Für gewisse `mehrstufige Entscheidungsprozesse' (was das genau ist, wird unten beschrieben) gibt es etablierte Techniken, die in vieler Hinsicht wesentlich günstiger sind als erschöpfende Suche.

Ein `diskreter deterministischer mehrstufiger Entscheidungsprozeß' (wir werden uns hier auf diese Sorte beschränken, obwohl die Verallgemeinerung keine Schwierigkeiten bereitet) ist ein Prozeß, bei dem endlich oder höchstens abzählbar viele Transformationen (auch Entscheidungen genannt) den Prozeßverlauf bestimmen. Der Prozeß startet im Zustand $p_{1}$, für $t > 1$ wird der Zustand $p_{t}$ durch eine deterministische Entscheidung $q_{t-1}$ (aus einer gegebenen Menge möglicher Entscheidungen) und $p_{t-1}$ bestimmt:


\begin{displaymath}p_{t} = T( p_{t-1}, q_{t-1} ). \end{displaymath}

Zu maximieren sei für einen $n$-stufigen Prozeß eine Kostenfunktion $U( q_{1}, q_{2}, \ldots, q_{n})$.

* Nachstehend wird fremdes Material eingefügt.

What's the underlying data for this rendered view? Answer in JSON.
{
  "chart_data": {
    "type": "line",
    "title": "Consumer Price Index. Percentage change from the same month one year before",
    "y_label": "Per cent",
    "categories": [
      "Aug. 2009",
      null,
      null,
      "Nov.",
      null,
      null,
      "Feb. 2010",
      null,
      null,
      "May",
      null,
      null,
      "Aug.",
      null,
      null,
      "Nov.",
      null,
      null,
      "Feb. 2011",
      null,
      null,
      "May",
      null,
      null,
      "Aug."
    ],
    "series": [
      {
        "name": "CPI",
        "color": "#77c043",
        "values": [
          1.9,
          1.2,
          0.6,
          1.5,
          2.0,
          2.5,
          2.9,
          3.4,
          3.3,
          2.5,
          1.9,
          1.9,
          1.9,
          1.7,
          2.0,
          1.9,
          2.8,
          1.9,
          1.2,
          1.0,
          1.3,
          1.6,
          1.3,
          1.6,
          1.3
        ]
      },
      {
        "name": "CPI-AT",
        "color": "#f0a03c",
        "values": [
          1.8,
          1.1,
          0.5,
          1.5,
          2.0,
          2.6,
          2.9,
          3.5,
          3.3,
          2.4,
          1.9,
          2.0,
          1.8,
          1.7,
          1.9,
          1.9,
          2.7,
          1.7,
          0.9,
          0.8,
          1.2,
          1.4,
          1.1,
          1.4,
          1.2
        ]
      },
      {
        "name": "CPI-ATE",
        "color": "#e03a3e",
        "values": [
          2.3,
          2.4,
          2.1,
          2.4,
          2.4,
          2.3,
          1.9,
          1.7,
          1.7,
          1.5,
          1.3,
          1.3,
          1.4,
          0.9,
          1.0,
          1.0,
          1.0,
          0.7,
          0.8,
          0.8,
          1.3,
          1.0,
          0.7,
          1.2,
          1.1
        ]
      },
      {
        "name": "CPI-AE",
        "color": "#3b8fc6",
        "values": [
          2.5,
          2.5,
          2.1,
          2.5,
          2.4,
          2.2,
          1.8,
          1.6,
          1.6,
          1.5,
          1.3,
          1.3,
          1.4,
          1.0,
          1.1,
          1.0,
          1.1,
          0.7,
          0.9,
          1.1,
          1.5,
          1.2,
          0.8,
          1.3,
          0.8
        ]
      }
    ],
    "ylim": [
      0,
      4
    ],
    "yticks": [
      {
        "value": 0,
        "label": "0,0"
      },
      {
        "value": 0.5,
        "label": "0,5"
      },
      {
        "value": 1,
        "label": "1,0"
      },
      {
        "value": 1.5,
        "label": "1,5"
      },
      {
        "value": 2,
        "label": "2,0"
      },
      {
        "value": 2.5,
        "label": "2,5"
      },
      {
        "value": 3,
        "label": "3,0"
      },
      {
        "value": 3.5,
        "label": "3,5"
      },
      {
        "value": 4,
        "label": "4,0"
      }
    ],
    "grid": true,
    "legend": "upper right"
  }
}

Unter der Voraussetzung, daß der Prozeß die Markov-Eigenschaft besitzt (letztere wird unten nochmals in Erinnerung gerufen), braucht man nicht alle möglichen Kombinationen von Aktionen durchzuprobieren, sondern man kann sich auf relativ wenige Kombinationen beschränken.

Ein $n$-stufiger Prozeß hat die Markov-Eigenschaft, wenn nach $k$ Entscheidungen der Effekt der ausstehenden $n-k$ Entscheidungen auf die Kostenfunktion $U$ nur noch von dem Zustand des Systems nach der $k$-ten Entscheidung und den folgenden Entscheidungen abhängt.

Hat $U$ z.B. die Form

\begin{displaymath}U = u( p_{1}, q_{1})
+ u( p_{2}, q_{2}) + \ldots
+ u( p_{n}, q_{n}) ,
\end{displaymath}

so ist die Markov-Eigenschaft gewährleistet.

Viele deterministische Prozesse sind Markov-Prozesse. Ein Beispiel sind nahezu alle Brettspiele: Es kommt nicht darauf an, wie man zu einem Spielzustand gekommen ist. Alle Information, die man zum Weiterspielen braucht, ist in dem gegenwärtigen Zustand enthalten.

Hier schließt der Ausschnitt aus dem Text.